- An unknown entity routed about $120 million in USDT stablecoins through a complex series of swaps this week, including large purchases of the privacy coin Monero.
- The Monero buy orders were big enough to push its price from roughly $330 to an intraday high near $438, highlighting how thin liquidity can amplify market moves.
- Onchain sleuth ZachXBT traced remaining funds across exchanges, instant swap services and other blockchains.
- Tether later froze $72 million in USDT linked to the activity, which bears hallmarks of money laundering.
Someone routed $120 million in stablecoins through a chain of swaps this week, and a sudden jump in the Monero price made it visible.

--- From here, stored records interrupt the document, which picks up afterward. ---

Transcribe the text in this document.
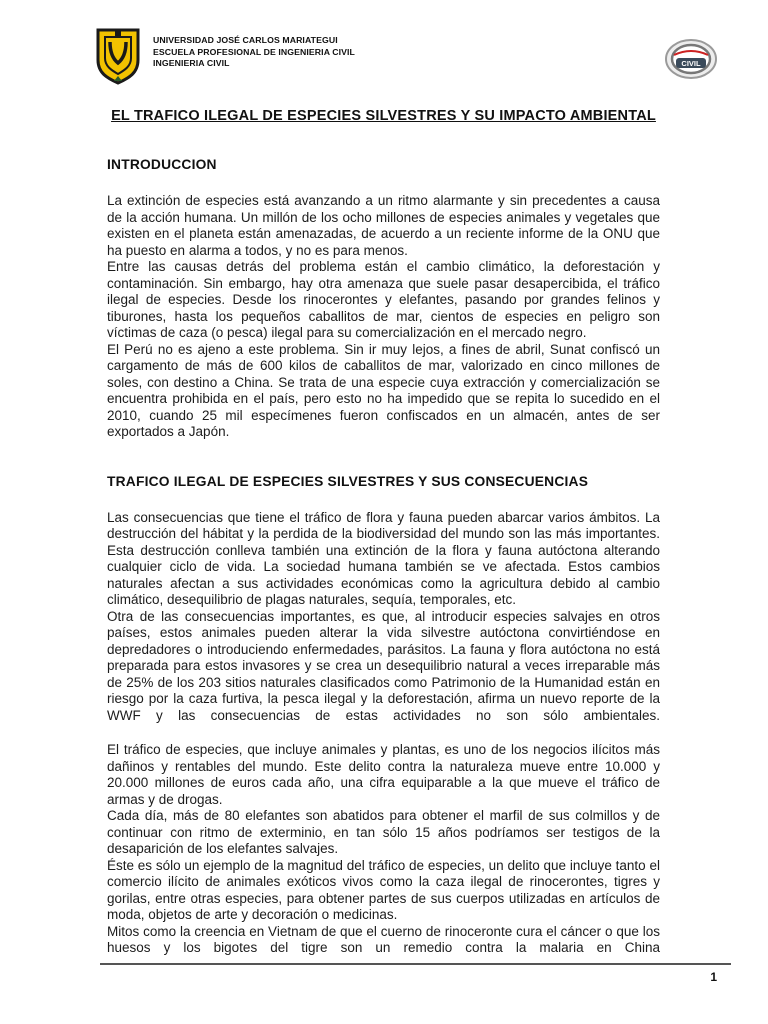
UNIVERSIDAD JOSÉ CARLOS MARIATEGUI
ESCUELA PROFESIONAL DE INGENIERIA CIVIL
INGENIERIA CIVIL	CIVIL
EL TRAFICO ILEGAL DE ESPECIES SILVESTRES Y SU IMPACTO AMBIENTAL
INTRODUCCION

La extinción de especies está avanzando a un ritmo alarmante y sin precedentes a causa de la acción humana. Un millón de los ocho millones de especies animales y vegetales que existen en el planeta están amenazadas, de acuerdo a un reciente informe de la ONU que ha puesto en alarma a todos, y no es para menos.

Entre las causas detrás del problema están el cambio climático, la deforestación y contaminación. Sin embargo, hay otra amenaza que suele pasar desapercibida, el tráfico ilegal de especies. Desde los rinocerontes y elefantes, pasando por grandes felinos y tiburones, hasta los pequeños caballitos de mar, cientos de especies en peligro son víctimas de caza (o pesca) ilegal para su comercialización en el mercado negro.

El Perú no es ajeno a este problema. Sin ir muy lejos, a fines de abril, Sunat confiscó un cargamento de más de 600 kilos de caballitos de mar, valorizado en cinco millones de soles, con destino a China. Se trata de una especie cuya extracción y comercialización se encuentra prohibida en el país, pero esto no ha impedido que se repita lo sucedido en el 2010, cuando 25 mil especímenes fueron confiscados en un almacén, antes de ser exportados a Japón.

TRAFICO ILEGAL DE ESPECIES SILVESTRES Y SUS CONSECUENCIAS

Las consecuencias que tiene el tráfico de flora y fauna pueden abarcar varios ámbitos. La destrucción del hábitat y la perdida de la biodiversidad del mundo son las más importantes. Esta destrucción conlleva también una extinción de la flora y fauna autóctona alterando cualquier ciclo de vida. La sociedad humana también se ve afectada. Estos cambios naturales afectan a sus actividades económicas como la agricultura debido al cambio climático, desequilibrio de plagas naturales, sequía, temporales, etc.

Otra de las consecuencias importantes, es que, al introducir especies salvajes en otros países, estos animales pueden alterar la vida silvestre autóctona convirtiéndose en depredadores o introduciendo enfermedades, parásitos. La fauna y flora autóctona no está preparada para estos invasores y se crea un desequilibrio natural a veces irreparable más de 25% de los 203 sitios naturales clasificados como Patrimonio de la Humanidad están en riesgo por la caza furtiva, la pesca ilegal y la deforestación, afirma un nuevo reporte de la WWF y las consecuencias de estas actividades no son sólo ambientales.

El tráfico de especies, que incluye animales y plantas, es uno de los negocios ilícitos más dañinos y rentables del mundo. Este delito contra la naturaleza mueve entre 10.000 y 20.000 millones de euros cada año, una cifra equiparable a la que mueve el tráfico de armas y de drogas.

Cada día, más de 80 elefantes son abatidos para obtener el marfil de sus colmillos y de continuar con ritmo de exterminio, en tan sólo 15 años podríamos ser testigos de la desaparición de los elefantes salvajes.

Éste es sólo un ejemplo de la magnitud del tráfico de especies, un delito que incluye tanto el comercio ilícito de animales exóticos vivos como la caza ilegal de rinocerontes, tigres y gorilas, entre otras especies, para obtener partes de sus cuerpos utilizadas en artículos de moda, objetos de arte y decoración o medicinas.

Mitos como la creencia en Vietnam de que el cuerno de rinoceronte cura el cáncer o que los huesos y los bigotes del tigre son un remedio contra la malaria en China

1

Onchain investigator ZachXBT said in a Telegram broadcast earlier Friday that an address received 120.2 million USDT on the Tron network on Thursday. USDT is the largest stablecoin, a crypto token built to hold a steady $1 value, and Tron is a blockchain often used to move it cheaply.
The entity then began splitting the money up and sending it in different directions.
Some of it went into Monero (XMR), a privacy coin designed to hide who sends and receives funds, which makes it hard to trace. The buy orders were large enough to move the market, and ZachXBT said these orders saw XMR surge as much as 33% from $330 to a high of $438.
The token traded around $382 during the European morning on Friday, about 8% higher on the day. Monero does not trade in large volumes, so a single big buy can swing the price fast.